Sticking the landing

Nevertheless, to blame cotton for industry inflation is to miss the point. Supply chain disruptions and sharply higher shipping costs are the critical reasons for higher inflation. In turn, cotton prices move up and down all the time. After all, it wasn’t so long ago that cotton traded at just 50 cents a pound. Sure, $1.20 a pound is more than double that, but the give and take in raw materials shouldn’t be demonized. Just better understood. For brands, this means working closely with textile suppliers to better understand how their margins are affected. Forget the spin and embrace facts.

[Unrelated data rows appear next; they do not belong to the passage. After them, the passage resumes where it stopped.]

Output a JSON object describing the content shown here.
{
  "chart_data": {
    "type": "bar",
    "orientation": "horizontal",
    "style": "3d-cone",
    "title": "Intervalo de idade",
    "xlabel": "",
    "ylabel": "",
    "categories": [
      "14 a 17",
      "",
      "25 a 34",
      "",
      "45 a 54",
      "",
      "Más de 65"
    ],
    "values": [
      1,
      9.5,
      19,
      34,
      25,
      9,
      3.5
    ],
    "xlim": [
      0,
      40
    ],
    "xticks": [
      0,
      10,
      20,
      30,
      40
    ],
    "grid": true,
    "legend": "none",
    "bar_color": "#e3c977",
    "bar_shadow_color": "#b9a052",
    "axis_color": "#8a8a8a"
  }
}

Here’s an example: a pair of jeans contains about 1.5 pounds of cotton. So, when the price of the cotton included in jeans is about 50 cents per pound—like it was at the end of the first quarter of 2020—the total cotton cost is about 75 cents per pair. Moreover, when cotton recently topped $1.20 per pound, that translated into cotton costs of $1.80 per pair of jeans.

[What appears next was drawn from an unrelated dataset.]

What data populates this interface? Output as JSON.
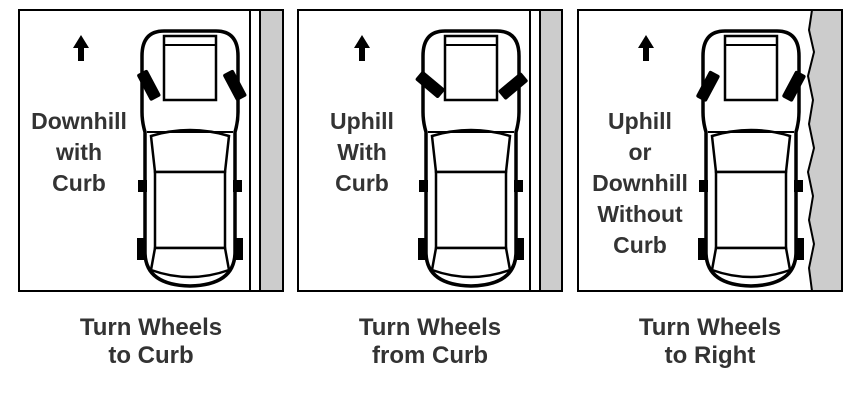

But when a pair of jeans sells at, let’s say, $80 wholesale, a jump in cotton costs from 75 cents to $1.80 per jean still represents a tiny percentage of the price of wholesale jeans. Even so, you may say, “yeah, but my overall raw material costs, including yarn and fabrics, keep going up, killing my margins.” Of course that’s true. But it places the price issue where it should be: with spinners, weavers, and knitters—because each stage of the supply chain will try to add a little more to the prices they charge for their products. The result? A cumulative increase in the cost of materials for apparel companies.

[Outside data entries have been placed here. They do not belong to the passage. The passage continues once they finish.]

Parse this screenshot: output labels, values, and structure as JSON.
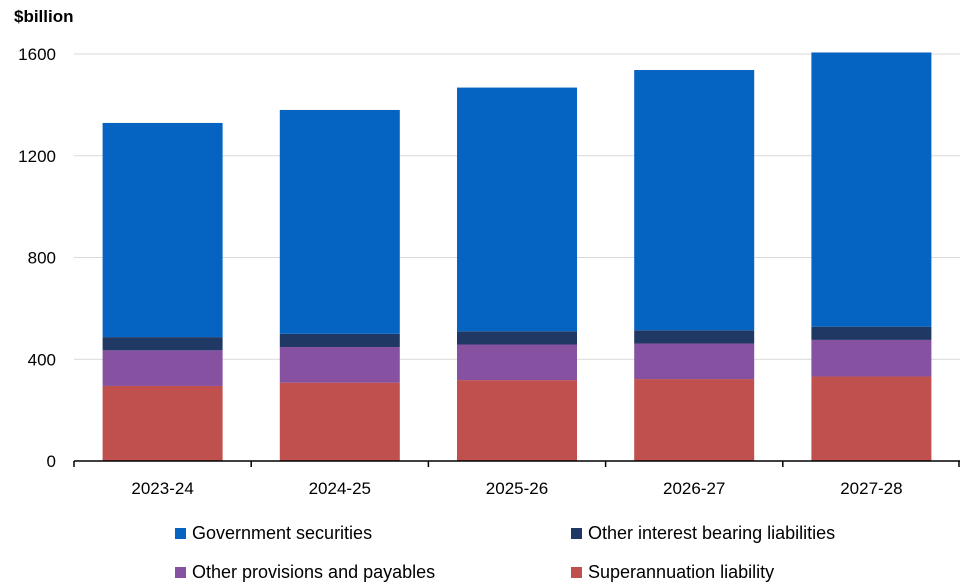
{
  "chart_data": {
    "type": "bar",
    "stacked": true,
    "ylabel": "$billion",
    "ylim": [
      0,
      1600
    ],
    "yticks": [
      0,
      400,
      800,
      1200,
      1600
    ],
    "categories": [
      "2023-24",
      "2024-25",
      "2025-26",
      "2026-27",
      "2027-28"
    ],
    "series": [
      {
        "name": "Superannuation liability",
        "color": "#c0504d",
        "values": [
          295,
          308,
          318,
          322,
          332
        ]
      },
      {
        "name": "Other provisions and payables",
        "color": "#8751a1",
        "values": [
          140,
          140,
          140,
          140,
          144
        ]
      },
      {
        "name": "Other interest bearing liabilities",
        "color": "#203864",
        "values": [
          52,
          52,
          52,
          52,
          52
        ]
      },
      {
        "name": "Government securities",
        "color": "#0563c1",
        "values": [
          842,
          880,
          958,
          1023,
          1078
        ]
      }
    ],
    "gridlines": true,
    "legend_position": "bottom",
    "legend_order": [
      "Government securities",
      "Other interest bearing liabilities",
      "Other provisions and payables",
      "Superannuation liability"
    ]
  }
}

It’s human nature to want to pay only for the perceived value of a product. Indeed, such perceptions may ignore economic realities—ignoring reality is undoubtedly a human trait. But sociology aside, perceptions often override fact when it comes to cotton.

It’s a little like comparing gasoline to an automobile. Yes, gasoline makes a car run, but the reason we use gasoline in the first place is to power our cars so we can travel places. Of course, we notice the gas price at the pump when filling up, but we fill up regardless as we have to get somewhere. We may not like the gas price, but that’s irrelevant considering that we have to go somewhere for an appointment or work.

Let’s be real

So, do rising cotton prices really harm apparel companies? The short answer is not directly. The long answer is that higher raw material prices allow segments of the supply chain to simply raise their prices. However, those increases harm apparel companies by raising costs in tandem and squeezing margins if those increases can’t be passed on to consumers. In that case, there’s the rub.

However, supply chain price fluctuations move both ways—from the top and bottom. What about all the products that won’t make it through ports in time for the holiday selling season? Are we setting up for a possible fire sale come January? Maybe. And suppose the holiday selling season itself is only so-so. In that case, there will be even more merchandise to offload somewhere. It could be a mess.

And the humble cotton farmers may take it in the neck once again as demand for new products dries up as old inventory is worked off. Want lower cotton prices? They call it “demand destruction.”